Le 15 janvier 1986, la sensation politique était parfaite: le secrétaire général du PCUS de l’époque a lu une déclaration qui indiquait, par des initiatives partielles concrètes et réalisables, la voie à suivre pour un monde sans armes nucléaires d’ici l’an 2000.
La fin de la (première) guerre froide
Et l’on n’en est pas resté aux beaux concepts: Nouvelle pensée et Nouvelle action se conditionnaient mutuellement. Parce que cette politique a été menée avec force et cohérence par Gorbatchev et qu’elle n’a plus été pensée en termes quantitatifs mais qualitatifs, de véritables succès ont été remportés pour la première fois dans le domaine du désarmement: la déclaration commune avec Ronald Reagan, selon laquelle une guerre nucléaire ne peut jamais être gagnée par un camp, ne doit donc jamais être déclenchée et aucun camp ne doit aspirer à la suprématie militaire, a été suivie, entre autres, par la mise au rebut de toute une catégorie d'armes, la plus dangereuse: tous les missiles nucléaires terrestres à courte et moyenne portée, la réduction des missiles nucléaires stratégiques et la destruction d'un total de 80% de toutes les têtes nucléaires dans le monde.
Dans la «Charte de Paris» adoptée en novembre 1990 par tous les Etats européens – y compris l’Union soviétique, les Etats-Unis et le Canada – et qui scellait la fin officielle de la guerre froide, la vision de Mikhaïl Gorbatchev de la «Maison commune européenne» semblait déjà prendre forme. Sa maxime d’époque s’énonçait ainsi:
«La sécurité est indivisible, et la sécurité de chaque Etat participant est indissociable de celle de tous les autres.»
La voie semblait ainsi ouverte à une ère de paix et de coopération entre l’Europe et le reste de l’espace soviétique.
Pour une «Nouvelle pensée 2.0»
Aujourd’hui, plus de trois décennies plus tard, nous nous retrouvons au contraire dans une situation dont les spécialistes disent qu’elle est plus dangereuse que la crise de Cuba ...
S’il doit y avoir une quelconque perspective de remède, la première conséquence serait de prendre acte sans illusion du danger dramatique dans lequel l’Europe se trouve actuellement. Un retour aux principes de la Nouvelle pensée, une actualisation au regard de la situation géopolitique actuelle, bref, une «Nouvelle pensée 2.0», est aujourd’hui plus que jamais nécessaire!
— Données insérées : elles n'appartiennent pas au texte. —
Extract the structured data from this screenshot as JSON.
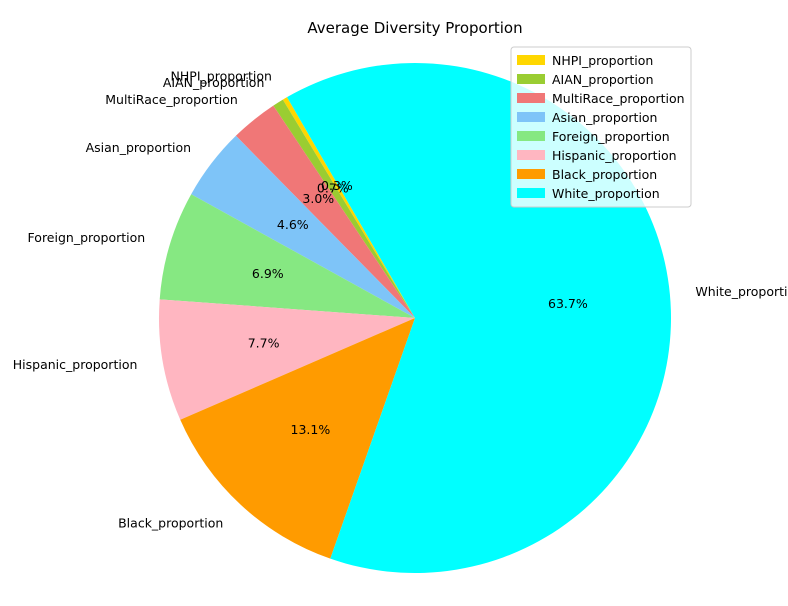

C’est pourquoi, encore une fois, même si c’est pour la centième fois:
Une guerre nucléaire ne connaît pas de vainqueur, mais uniquement des perdants. Soit nous abolissons la bombe atomique, soit la bombe atomique nous abolit! Celui qui veut la paix doit – en inversant le proverbe latin classique – préparer la paix. Nous tous – en Occident, en Ukraine et en Russie – sommes condamnés à la désescalade si nous ne voulons pas (et peut-être très bientôt) glisser vers une troisième guerre mondiale, peut-être finale. Notamment l’Union européenne doit abandonner au plus vite la voie de la confrontation suicidaire et poursuivre enfin la primauté de la diplomatie.
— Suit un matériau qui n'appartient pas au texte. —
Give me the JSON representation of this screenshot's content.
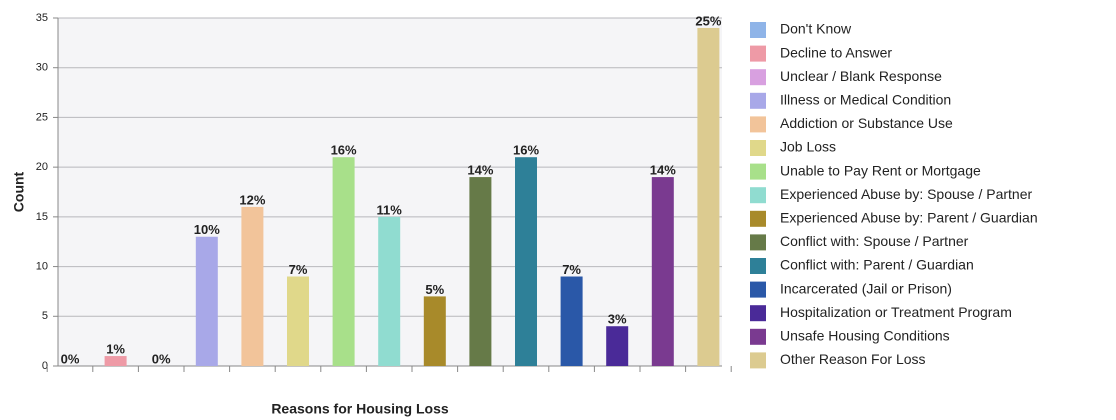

Retour à la «Maison commune européenne»
Si nous voulons vraiment retrouver des conditions pacifiques sur notre continent, il nous faut rien de moins qu’une réinitialisation complète de la structure de sécurité européenne, une nouvelle politique de détente, un «processus d’Helsinki 2.0» et un retour aux principes de la «Charte de Paris». Et ce processus devrait notamment commencer dans les têtes.
Concrètement, cela signifierait maintenant et ici pour les personnes en Europe (politiciens et représentants de la société civile) – que ce soit dans l’UE, en Ukraine (Ouest et Donbass) ou en Russie: nous devrions, à l’encontre de la logique militariste dominante ici et là, considérer la situation actuelle totalement bloquée comme un défi, et envisager enfin la «Maison européenne commune» comme une perspective de solution globale, malgré, ou plus exactement à cause de la situation actuelle dangereusement tendue!
Plus précisément:
Nous devons maintenant penser et agir de manière radicalement «anticyclique». Et ce, comme si la «Maison européenne commune» de Gorbatchev – de Lisbonne à Vladivostok – existait déjà: nous ne devons pas seulement nous sentir responsables de nos pays respectifs, nous devons tous nous sentir tout aussi responsables de cette «Maison commune»!
Et pour cela, un «tournant copernicien dans les têtes» s’impose. Il s’agit de reconnaître et d’intérioriser:
Ce qui touche un pays, ce qui touche une région au sein de notre grand espace paneuropéen, nous concerne tous! Chaque destruction d’une partie détruit en même temps notre «Maison commune».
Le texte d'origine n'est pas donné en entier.